By Eric Gardner, More Perfect Union
When I flew to Miami in late January, the cryptocurrency industry was busy celebrating its newfound power and influence. In the buildup to the 2024 election, the industry combined to raise nearly $200 million, showered it across both parties, and won every election it backed. They even converted Donald Trump. In 2021, he called crypto a “scam”, but by 2022 he pledged to make America the “crypto capital of the planet.”
Many of those involved with the industry knew that Trump’s election meant a friendly regulatory approach to crypto, but even the most optimistic insider couldn’t have known what would happen next. Just on Friday, Coinbase, a major cryptocurrency exchange that faced SEC charges for selling unregistered securities, announced the government was dropping its suit.
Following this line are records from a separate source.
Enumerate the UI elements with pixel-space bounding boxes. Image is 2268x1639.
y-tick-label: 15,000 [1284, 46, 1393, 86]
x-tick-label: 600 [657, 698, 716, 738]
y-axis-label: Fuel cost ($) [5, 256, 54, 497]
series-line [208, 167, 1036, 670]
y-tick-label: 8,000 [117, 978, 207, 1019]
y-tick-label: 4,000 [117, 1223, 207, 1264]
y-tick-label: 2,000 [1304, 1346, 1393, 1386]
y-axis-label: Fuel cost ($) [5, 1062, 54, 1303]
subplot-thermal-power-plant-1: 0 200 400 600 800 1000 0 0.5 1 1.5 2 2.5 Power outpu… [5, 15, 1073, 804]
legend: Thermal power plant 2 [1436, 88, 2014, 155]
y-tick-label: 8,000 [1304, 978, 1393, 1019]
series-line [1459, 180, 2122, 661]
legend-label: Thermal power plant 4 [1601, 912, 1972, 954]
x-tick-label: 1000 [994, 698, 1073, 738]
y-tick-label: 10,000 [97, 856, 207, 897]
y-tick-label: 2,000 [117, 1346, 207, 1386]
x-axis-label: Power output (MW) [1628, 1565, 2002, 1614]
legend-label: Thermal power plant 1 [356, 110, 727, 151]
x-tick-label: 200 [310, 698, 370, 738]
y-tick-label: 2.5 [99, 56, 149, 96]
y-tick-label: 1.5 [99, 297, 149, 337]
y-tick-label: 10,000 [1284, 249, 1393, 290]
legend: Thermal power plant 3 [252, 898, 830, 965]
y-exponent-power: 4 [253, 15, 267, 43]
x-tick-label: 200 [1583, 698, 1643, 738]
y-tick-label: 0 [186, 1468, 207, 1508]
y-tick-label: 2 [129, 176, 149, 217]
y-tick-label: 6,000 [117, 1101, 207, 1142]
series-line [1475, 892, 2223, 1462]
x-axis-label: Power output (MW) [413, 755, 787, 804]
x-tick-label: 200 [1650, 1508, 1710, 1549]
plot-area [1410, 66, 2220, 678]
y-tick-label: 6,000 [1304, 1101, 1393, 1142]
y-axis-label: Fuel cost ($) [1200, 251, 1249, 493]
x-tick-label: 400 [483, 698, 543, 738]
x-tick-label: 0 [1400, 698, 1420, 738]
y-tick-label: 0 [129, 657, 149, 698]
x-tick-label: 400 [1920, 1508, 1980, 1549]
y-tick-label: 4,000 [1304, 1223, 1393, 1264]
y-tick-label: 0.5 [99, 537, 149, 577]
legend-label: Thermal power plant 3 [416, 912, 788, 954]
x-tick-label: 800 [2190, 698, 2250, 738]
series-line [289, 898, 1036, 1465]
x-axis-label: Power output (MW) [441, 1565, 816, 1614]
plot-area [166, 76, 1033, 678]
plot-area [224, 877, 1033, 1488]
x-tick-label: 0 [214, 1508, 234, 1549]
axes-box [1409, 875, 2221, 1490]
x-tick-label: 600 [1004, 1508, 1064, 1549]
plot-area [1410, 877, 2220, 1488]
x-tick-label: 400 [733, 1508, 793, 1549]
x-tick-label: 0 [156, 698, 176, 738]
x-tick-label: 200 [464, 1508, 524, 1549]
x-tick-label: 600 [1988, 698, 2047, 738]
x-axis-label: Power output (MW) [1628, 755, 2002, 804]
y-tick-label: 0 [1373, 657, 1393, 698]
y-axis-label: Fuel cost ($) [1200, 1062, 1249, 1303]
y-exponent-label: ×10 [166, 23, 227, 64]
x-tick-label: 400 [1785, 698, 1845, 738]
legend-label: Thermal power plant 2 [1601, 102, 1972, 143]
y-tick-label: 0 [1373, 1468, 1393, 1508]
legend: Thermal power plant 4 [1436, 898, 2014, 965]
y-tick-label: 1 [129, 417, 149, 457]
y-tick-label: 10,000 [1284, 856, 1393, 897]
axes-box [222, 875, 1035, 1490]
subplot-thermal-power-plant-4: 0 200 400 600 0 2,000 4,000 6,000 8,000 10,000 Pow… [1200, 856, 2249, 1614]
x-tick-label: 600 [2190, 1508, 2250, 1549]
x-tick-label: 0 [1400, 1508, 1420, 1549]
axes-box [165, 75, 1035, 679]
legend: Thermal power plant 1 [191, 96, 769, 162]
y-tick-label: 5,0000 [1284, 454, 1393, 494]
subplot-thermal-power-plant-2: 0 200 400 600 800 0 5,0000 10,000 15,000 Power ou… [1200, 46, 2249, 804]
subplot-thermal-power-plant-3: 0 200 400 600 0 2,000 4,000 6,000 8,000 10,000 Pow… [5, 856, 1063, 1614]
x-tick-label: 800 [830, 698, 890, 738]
Days before his inauguration, Trump launched his own digital token, or meme coin. In the hysteria, the digital asset soared to $75, before ultimately crashing to around $17—minting early traders hundreds of millions while leaving more than 800,000 people with billions in losses.
At WAGM-Miami, which markets itself as one of the largest crypto conferences in the United States, attendees were still wrapping their minds around an American president lending his name to a scheme similar to one that saw celebrities including Lindsay Lohan and Jake Paul charged with violating securities law.
“No one believed it,” Erik Mendelson, a realtor specializing in crypto clients, told me at the conference. Previous administrations, including Trump's first, enforced existing investor regulations against the industry, but that looks to be changing under the new administration.
I headed to Miami to hear firsthand what the industry and its supporters envision for its future under Trump. The mood was electric, with attendees celebrating what they had long viewed as inevitable. Some saw the start of a revolution, with commerce disconnected from corrupt institutions. Others a chance to make easy life-changing money.
Trump has already appointed pro-crypto commissioners to nearly every government agency overseeing commerce. He replaced Gary Gensler, the former MIT professor who regularly sued the industry’s major players for violating U.S. law, with a former crypto lobbyist.
In an early public speech, David Sacks, the president’s crypto and artificial intelligence czar, declared the “war on crypto is over.” To experts outside the crypto space, this new direction is reminiscent of the 2008 financial crisis.
“The crypto industry is basically in lockstep with the U.S. government to dictate policy that is favorable to them, but not necessarily to the American public,” said Molly White, a journalist who has both tracked the industry’s political spending and critically covered their actions.
Right now, that policy looks like the Financial Innovation and Technology for the 21st Century Act (FIT21). The bill, which supporters call a “tripartisan” agreement between Democrats, Republicans, and the industry, would potentially exempt crypto from SEC oversight. Worse, some believe the legislation could inadvertently let non-crypto companies bypass decades of public disclosure requirements simply by putting segments of their business on a blockchain (the technology that underpins most cryptocurrency).
The result could mean that the next crash doesn’t just take out those with crypto, but our entire system. In 2022, crypto infamously collapsed, and $2 trillion worth of bitcoin evaporated in weeks. The lone bright spot was that most of the damage was largely contained to those within the crypto industry. The fear is that the next crash won’t be self-contained.
“A bust is gonna come,” Hilary Allen, a law professor who investigated the 2008 financial crash for Congress told me. “I have no idea when, but when it does, if the traditional financial system and the crypto ecosystem have fully merged, then we're ready to have another 2008 moment.”